Spiritual Journey and teachers
Such nonattachment from materialistic world and intense urge for God-realization spread the rumour of his unsound mind to the village of Kamarpukur. His mother and elder members of the family decided to get him wed-locked, hoping that it will have a good stabilizing influence upon him - by compelling him to shoulder responsibilities and be attentive in worldly affairs rather than spiritual practices and austerity.
In 1859, Ramkrishna was twenty three, when he got married to a five year old girl Saradamani, who hailed from a neighboring village, Jayrambati. The newlywed couple stayed apart until Saradamani grew up and joined her husband at the Kali temple of Dakshineswar, at the age of 18. Ramkrishna promulgated her as the embodiment of Divine Mother and performed the Shodashi Puja with her in the seat of Goddess Kali. For her divine nature and high degree of spiritual realization, she was later revered as The Holy Mother and was the pivot around which the Sangha functioned. For her divine nature and high degree of spiritual realization, she was later revered as The Holy Mother and was the pivot around which the Sangha functioned.
He was perhaps the only few Yogis, who experienced Divinity by following different avenues as described in the Hindu scriptures with the guidance of different spiritual Gurus and realized God through each of them. In 1861, the first teacher to arrive at Dakshineswar was a remarkable woman known as Bhairavi Brahmani who was spiritually accomplished. With her help, Sri Ramakrishna practiced difficult disciplines of the Tantrik path, and became success in all of them. Three years hence, a wandering monk by name Totapuri appeared, under whose guidance Sri Ramakrishna attained Nirvikalpa Samadhi, the highest spiritual realization, mentioned in the Hindu scriptures. He remained in that state of non-dual existence for six months at a stretch without the least awareness of even his own body. Sri Ramakrishna, thus, relived the entire range of spiritual experiences of more than three thousand years of Hindu religion.

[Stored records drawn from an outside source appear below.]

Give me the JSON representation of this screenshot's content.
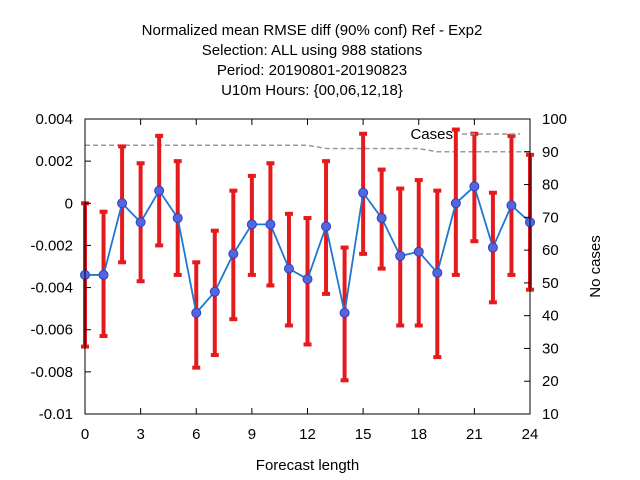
{
  "chart_data": {
    "type": "line",
    "title_lines": [
      "Normalized mean RMSE diff (90% conf) Ref - Exp2",
      "Selection: ALL using   988 stations",
      "Period: 20190801-20190823",
      "U10m   Hours: {00,06,12,18}"
    ],
    "xlabel": "Forecast length",
    "ylabel": "",
    "y2label": "No cases",
    "xlim": [
      0,
      24
    ],
    "ylim": [
      -0.01,
      0.004
    ],
    "y2lim": [
      10,
      100
    ],
    "x_ticks": [
      0,
      3,
      6,
      9,
      12,
      15,
      18,
      21,
      24
    ],
    "x_tick_labels": [
      "0",
      "3",
      "6",
      "9",
      "12",
      "15",
      "18",
      "21",
      "24"
    ],
    "y_ticks": [
      -0.01,
      -0.008,
      -0.006,
      -0.004,
      -0.002,
      0,
      0.002,
      0.004
    ],
    "y_tick_labels": [
      "-0.01",
      "-0.008",
      "-0.006",
      "-0.004",
      "-0.002",
      "0",
      "0.002",
      "0.004"
    ],
    "y2_ticks": [
      10,
      20,
      30,
      40,
      50,
      60,
      70,
      80,
      90,
      100
    ],
    "y2_tick_labels": [
      "10",
      "20",
      "30",
      "40",
      "50",
      "60",
      "70",
      "80",
      "90",
      "100"
    ],
    "grid": false,
    "legend": {
      "placement": "top-right",
      "entries": [
        "Cases"
      ]
    },
    "colors": {
      "line": "#1f77d4",
      "marker": "#5566dd",
      "errorbar": "#e41a1c",
      "cases": "#999999"
    },
    "series": [
      {
        "x": [
          0,
          1,
          2,
          3,
          4,
          5,
          6,
          7,
          8,
          9,
          10,
          11,
          12,
          13,
          14,
          15,
          16,
          17,
          18,
          19,
          20,
          21,
          22,
          23,
          24
        ],
        "values": [
          -0.0034,
          -0.0034,
          0.0,
          -0.0009,
          0.0006,
          -0.0007,
          -0.0052,
          -0.0042,
          -0.0024,
          -0.001,
          -0.001,
          -0.0031,
          -0.0036,
          -0.0011,
          -0.0052,
          0.0005,
          -0.0007,
          -0.0025,
          -0.0023,
          -0.0033,
          0.0,
          0.0008,
          -0.0021,
          -0.0001,
          -0.0009
        ],
        "lower": [
          -0.0068,
          -0.0063,
          -0.0028,
          -0.0037,
          -0.002,
          -0.0034,
          -0.0078,
          -0.0072,
          -0.0055,
          -0.0034,
          -0.0039,
          -0.0058,
          -0.0067,
          -0.0043,
          -0.0084,
          -0.0024,
          -0.0031,
          -0.0058,
          -0.0058,
          -0.0073,
          -0.0034,
          -0.0018,
          -0.0047,
          -0.0034,
          -0.0041
        ],
        "upper": [
          0.0,
          -0.0004,
          0.0027,
          0.0019,
          0.0032,
          0.002,
          -0.0028,
          -0.0013,
          0.0006,
          0.0013,
          0.0019,
          -0.0005,
          -0.0007,
          0.002,
          -0.0021,
          0.0033,
          0.0016,
          0.0007,
          0.0011,
          0.0006,
          0.0035,
          0.0033,
          0.0005,
          0.0032,
          0.0023
        ]
      },
      {
        "name": "Cases",
        "axis": "y2",
        "x": [
          0,
          1,
          2,
          3,
          4,
          5,
          6,
          7,
          8,
          9,
          10,
          11,
          12,
          13,
          14,
          15,
          16,
          17,
          18,
          19,
          20,
          21,
          22,
          23,
          24
        ],
        "values": [
          92,
          92,
          92,
          92,
          92,
          92,
          92,
          92,
          92,
          92,
          92,
          92,
          92,
          91,
          91,
          91,
          91,
          91,
          91,
          90,
          90,
          90,
          90,
          90,
          90
        ]
      }
    ]
  }
}
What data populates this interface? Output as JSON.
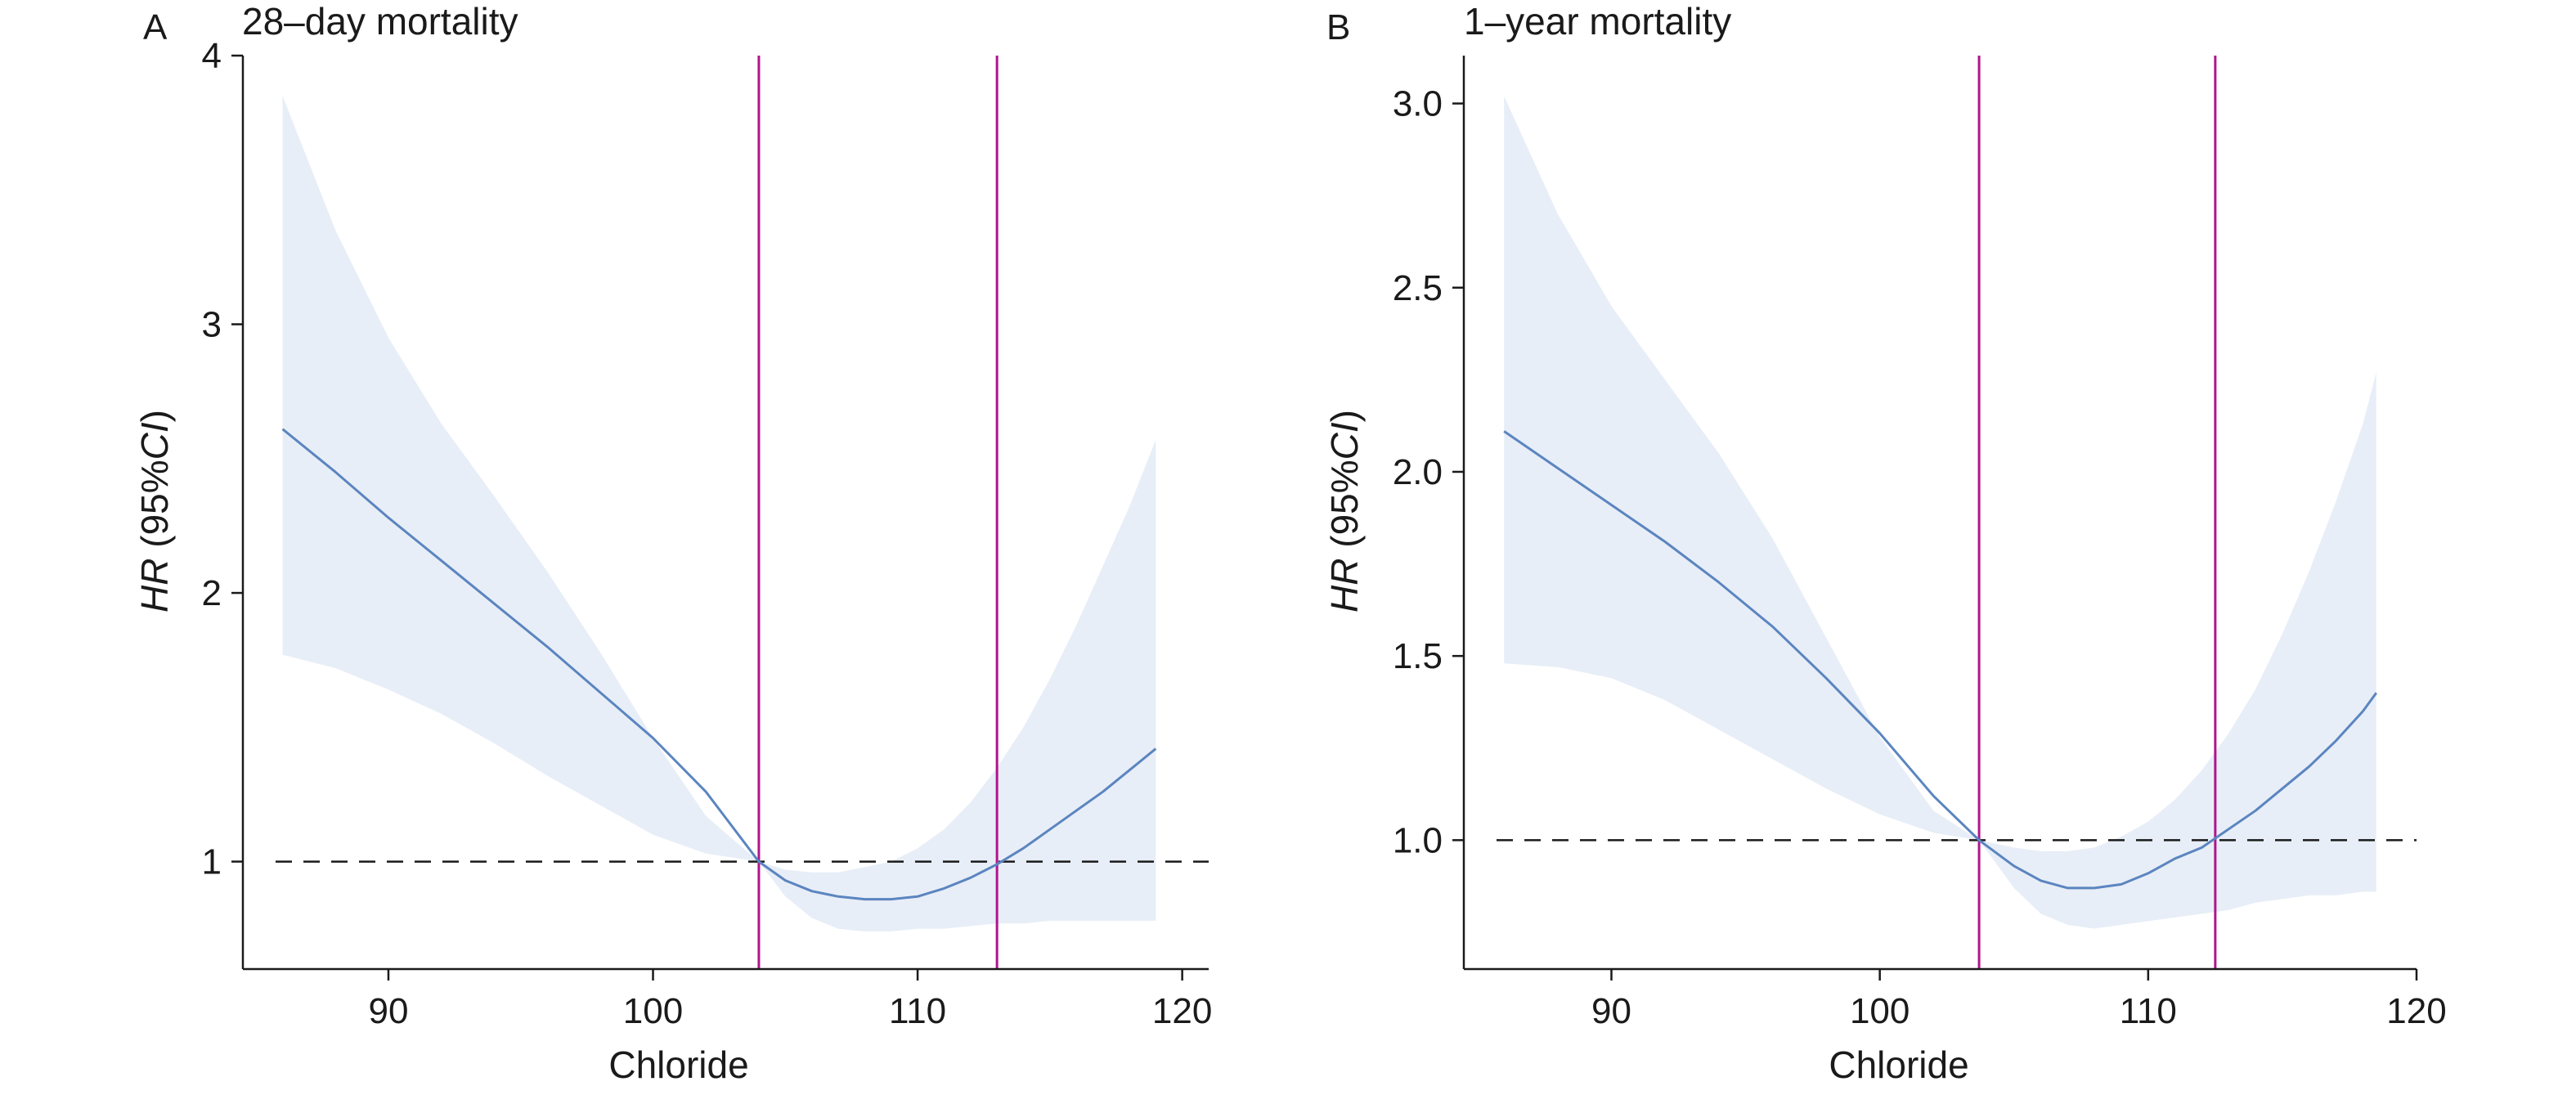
{
  "colors": {
    "curve": "#5b85c0",
    "band": "#e8eef7",
    "vline": "#b0148c",
    "refline": "#1a1a1a"
  },
  "chart_data": [
    {
      "type": "line",
      "panel_letter": "A",
      "title": "28–day mortality",
      "xlabel": "Chloride",
      "ylabel_italic_1": "HR",
      "ylabel_plain": " (95%",
      "ylabel_italic_2": "CI",
      "ylabel_close": ")",
      "xlim": [
        84.5,
        121
      ],
      "ylim": [
        0.6,
        4.0
      ],
      "xticks": [
        90,
        100,
        110,
        120
      ],
      "yticks": [
        1,
        2,
        3,
        4
      ],
      "xtick_labels": [
        "90",
        "100",
        "110",
        "120"
      ],
      "ytick_labels": [
        "1",
        "2",
        "3",
        "4"
      ],
      "reference_y": 1.0,
      "vlines": [
        104.0,
        113.0
      ],
      "series": [
        {
          "role": "estimate",
          "x": [
            86,
            88,
            90,
            92,
            94,
            96,
            98,
            100,
            102,
            104,
            105,
            106,
            107,
            108,
            109,
            110,
            111,
            112,
            113,
            114,
            115,
            116,
            117,
            118,
            119
          ],
          "y": [
            2.61,
            2.45,
            2.28,
            2.12,
            1.96,
            1.8,
            1.63,
            1.46,
            1.26,
            1.0,
            0.93,
            0.89,
            0.87,
            0.86,
            0.86,
            0.87,
            0.9,
            0.94,
            0.99,
            1.05,
            1.12,
            1.19,
            1.26,
            1.34,
            1.42
          ]
        },
        {
          "role": "upper",
          "x": [
            86,
            88,
            90,
            92,
            94,
            96,
            98,
            100,
            102,
            104,
            105,
            106,
            107,
            108,
            109,
            110,
            111,
            112,
            113,
            114,
            115,
            116,
            117,
            118,
            119
          ],
          "y": [
            3.85,
            3.35,
            2.95,
            2.63,
            2.36,
            2.08,
            1.78,
            1.46,
            1.17,
            1.0,
            0.97,
            0.96,
            0.96,
            0.98,
            1.0,
            1.05,
            1.12,
            1.22,
            1.35,
            1.5,
            1.68,
            1.88,
            2.1,
            2.32,
            2.57
          ]
        },
        {
          "role": "lower",
          "x": [
            86,
            88,
            90,
            92,
            94,
            96,
            98,
            100,
            102,
            104,
            105,
            106,
            107,
            108,
            109,
            110,
            111,
            112,
            113,
            114,
            115,
            116,
            117,
            118,
            119
          ],
          "y": [
            1.77,
            1.72,
            1.64,
            1.55,
            1.44,
            1.32,
            1.21,
            1.1,
            1.03,
            1.0,
            0.87,
            0.79,
            0.75,
            0.74,
            0.74,
            0.75,
            0.75,
            0.76,
            0.77,
            0.77,
            0.78,
            0.78,
            0.78,
            0.78,
            0.78
          ]
        }
      ]
    },
    {
      "type": "line",
      "panel_letter": "B",
      "title": "1–year mortality",
      "xlabel": "Chloride",
      "ylabel_italic_1": "HR",
      "ylabel_plain": " (95%",
      "ylabel_italic_2": "CI",
      "ylabel_close": ")",
      "xlim": [
        84.5,
        120
      ],
      "ylim": [
        0.65,
        3.13
      ],
      "xticks": [
        90,
        100,
        110,
        120
      ],
      "yticks": [
        1.0,
        1.5,
        2.0,
        2.5,
        3.0
      ],
      "xtick_labels": [
        "90",
        "100",
        "110",
        "120"
      ],
      "ytick_labels": [
        "1.0",
        "1.5",
        "2.0",
        "2.5",
        "3.0"
      ],
      "reference_y": 1.0,
      "vlines": [
        103.7,
        112.5
      ],
      "series": [
        {
          "role": "estimate",
          "x": [
            86,
            88,
            90,
            92,
            94,
            96,
            98,
            100,
            102,
            103.7,
            105,
            106,
            107,
            108,
            109,
            110,
            111,
            112,
            113,
            114,
            115,
            116,
            117,
            118,
            118.5
          ],
          "y": [
            2.11,
            2.01,
            1.91,
            1.81,
            1.7,
            1.58,
            1.44,
            1.29,
            1.12,
            1.0,
            0.93,
            0.89,
            0.87,
            0.87,
            0.88,
            0.91,
            0.95,
            0.98,
            1.03,
            1.08,
            1.14,
            1.2,
            1.27,
            1.35,
            1.4
          ]
        },
        {
          "role": "upper",
          "x": [
            86,
            88,
            90,
            92,
            94,
            96,
            98,
            100,
            102,
            103.7,
            105,
            106,
            107,
            108,
            109,
            110,
            111,
            112,
            113,
            114,
            115,
            116,
            117,
            118,
            118.5
          ],
          "y": [
            3.02,
            2.7,
            2.45,
            2.25,
            2.05,
            1.82,
            1.55,
            1.28,
            1.08,
            1.0,
            0.98,
            0.97,
            0.97,
            0.98,
            1.01,
            1.05,
            1.11,
            1.19,
            1.29,
            1.41,
            1.56,
            1.73,
            1.92,
            2.13,
            2.27
          ]
        },
        {
          "role": "lower",
          "x": [
            86,
            88,
            90,
            92,
            94,
            96,
            98,
            100,
            102,
            103.7,
            105,
            106,
            107,
            108,
            109,
            110,
            111,
            112,
            113,
            114,
            115,
            116,
            117,
            118,
            118.5
          ],
          "y": [
            1.48,
            1.47,
            1.44,
            1.38,
            1.3,
            1.22,
            1.14,
            1.07,
            1.02,
            1.0,
            0.87,
            0.8,
            0.77,
            0.76,
            0.77,
            0.78,
            0.79,
            0.8,
            0.81,
            0.83,
            0.84,
            0.85,
            0.85,
            0.86,
            0.86
          ]
        }
      ]
    }
  ]
}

Following Other Faiths & Beliefs
Sri Ramakrishna broke the borders of Hinduism, and also followed the path of Islam and Christianity, and attained highest realization in each of them in a short period. He perceived Jesus and Buddha as incarnations of God, and highly venerated the ten Sikh Gurus. He lived in an exalted state of consciousness in which he saw God in all beings.
Arrival of Devotees
Like bees swarm around a fully blossomed flower, devotees now started gathering around Sri Ramakrishna. He divided them into two categories. The first one consisted of householders or the grihi. He taught them how to realize God while living in the world and discharging their family duties. The other more important category was a band of educated youths, mostly from the middle class families of Bengal, whom he trained to become monks and to be the torchbearers of his message to mankind. The foremost among them was Narendranath, who years later, as Swami Vivekananda, carried the universal message of Vedanta to different parts of the world, revitalized Hinduism, and awakened the soul of India.